If regex is necessary, ensure patterns avoid nested quantifiers and use possessive quantifiers or atomic groups where the regex engine supports them. For complex validation, consider using a dedicated parser combinator library that guarantees linear-time matching. middleBrick’s findings can guide which endpoints require review, and the Pro plan’s continuous monitoring can help detect regressions in regex usage across updates.

Finally, validate that changes do not affect legitimate traffic by running integration tests with varied inputs.

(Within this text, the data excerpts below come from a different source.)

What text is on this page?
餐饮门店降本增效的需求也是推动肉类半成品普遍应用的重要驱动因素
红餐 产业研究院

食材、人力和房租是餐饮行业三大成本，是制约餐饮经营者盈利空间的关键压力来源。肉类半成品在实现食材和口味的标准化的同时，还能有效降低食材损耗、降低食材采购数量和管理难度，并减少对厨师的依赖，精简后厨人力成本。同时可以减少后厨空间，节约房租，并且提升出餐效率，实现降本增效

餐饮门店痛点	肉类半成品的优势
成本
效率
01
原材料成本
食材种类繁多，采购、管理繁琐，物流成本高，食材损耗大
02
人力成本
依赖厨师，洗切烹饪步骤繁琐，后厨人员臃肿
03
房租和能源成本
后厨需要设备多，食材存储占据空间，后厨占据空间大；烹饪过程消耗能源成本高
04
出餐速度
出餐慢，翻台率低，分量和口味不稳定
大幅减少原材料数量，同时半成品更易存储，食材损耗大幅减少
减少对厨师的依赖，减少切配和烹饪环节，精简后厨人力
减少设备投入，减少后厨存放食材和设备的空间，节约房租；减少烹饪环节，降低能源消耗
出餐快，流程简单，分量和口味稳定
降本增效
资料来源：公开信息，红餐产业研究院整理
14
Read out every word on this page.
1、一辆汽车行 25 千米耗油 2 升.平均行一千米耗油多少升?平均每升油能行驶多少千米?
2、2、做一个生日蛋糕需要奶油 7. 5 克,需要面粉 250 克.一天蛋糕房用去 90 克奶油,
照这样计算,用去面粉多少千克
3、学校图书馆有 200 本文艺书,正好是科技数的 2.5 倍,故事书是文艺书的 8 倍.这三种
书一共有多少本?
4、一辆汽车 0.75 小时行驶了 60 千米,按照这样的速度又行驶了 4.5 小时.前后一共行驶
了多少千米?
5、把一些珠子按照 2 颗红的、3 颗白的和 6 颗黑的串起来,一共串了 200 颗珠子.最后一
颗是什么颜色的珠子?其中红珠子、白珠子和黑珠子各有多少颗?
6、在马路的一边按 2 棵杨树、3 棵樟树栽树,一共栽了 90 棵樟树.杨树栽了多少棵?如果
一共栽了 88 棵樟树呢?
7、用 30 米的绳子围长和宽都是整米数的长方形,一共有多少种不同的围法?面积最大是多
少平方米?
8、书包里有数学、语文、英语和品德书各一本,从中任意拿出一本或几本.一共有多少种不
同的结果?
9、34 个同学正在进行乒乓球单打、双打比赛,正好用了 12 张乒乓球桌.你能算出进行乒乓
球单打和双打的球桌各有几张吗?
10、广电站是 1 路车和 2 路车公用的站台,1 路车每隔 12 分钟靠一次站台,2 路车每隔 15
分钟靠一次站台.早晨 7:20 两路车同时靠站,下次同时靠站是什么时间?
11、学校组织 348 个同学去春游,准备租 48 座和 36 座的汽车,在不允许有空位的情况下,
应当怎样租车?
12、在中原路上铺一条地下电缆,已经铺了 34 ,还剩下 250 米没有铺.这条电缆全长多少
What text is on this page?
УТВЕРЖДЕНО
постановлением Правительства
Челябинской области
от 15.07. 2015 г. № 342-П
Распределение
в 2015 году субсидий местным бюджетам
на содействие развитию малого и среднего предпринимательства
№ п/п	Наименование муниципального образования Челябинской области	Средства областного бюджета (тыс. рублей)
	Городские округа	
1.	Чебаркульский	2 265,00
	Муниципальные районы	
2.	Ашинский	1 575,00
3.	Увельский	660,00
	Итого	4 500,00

The MCP Server integration allows you to trigger scans directly from your IDE during development, helping catch risky patterns early without waiting for a full pipeline run.

Related CWEs: inputValidation

CWE IDNameSeverity
CWE-20Improper Input Validation HIGH
CWE-22Path Traversal HIGH
CWE-74Injection CRITICAL
CWE-77Command Injection CRITICAL
CWE-78OS Command Injection CRITICAL
CWE-79Cross-site Scripting (XSS) HIGH
CWE-89SQL Injection CRITICAL
CWE-90LDAP Injection HIGH
CWE-91XML Injection HIGH
CWE-94Code Injection CRITICAL

Frequently Asked Questions

Can middleBrick fix regex denial-of-service patterns in my Actix API?
middleBrick detects and reports Regex Dos patterns and provides remediation guidance; it does not automatically fix code. You must apply the suggested changes, such as replacing risky regex with bounded checks or using Actix extractors/guards.
How does middleBrick identify regex risks in Actix applications without access to source code?
middleBrick combines OpenAPI/Swagger spec analysis (with full $ref resolution) and runtime testing. By examining path templates, guards, and observed input patterns, it flags endpoints where regex-based validation may introduce exponential backtracking, even without direct source access.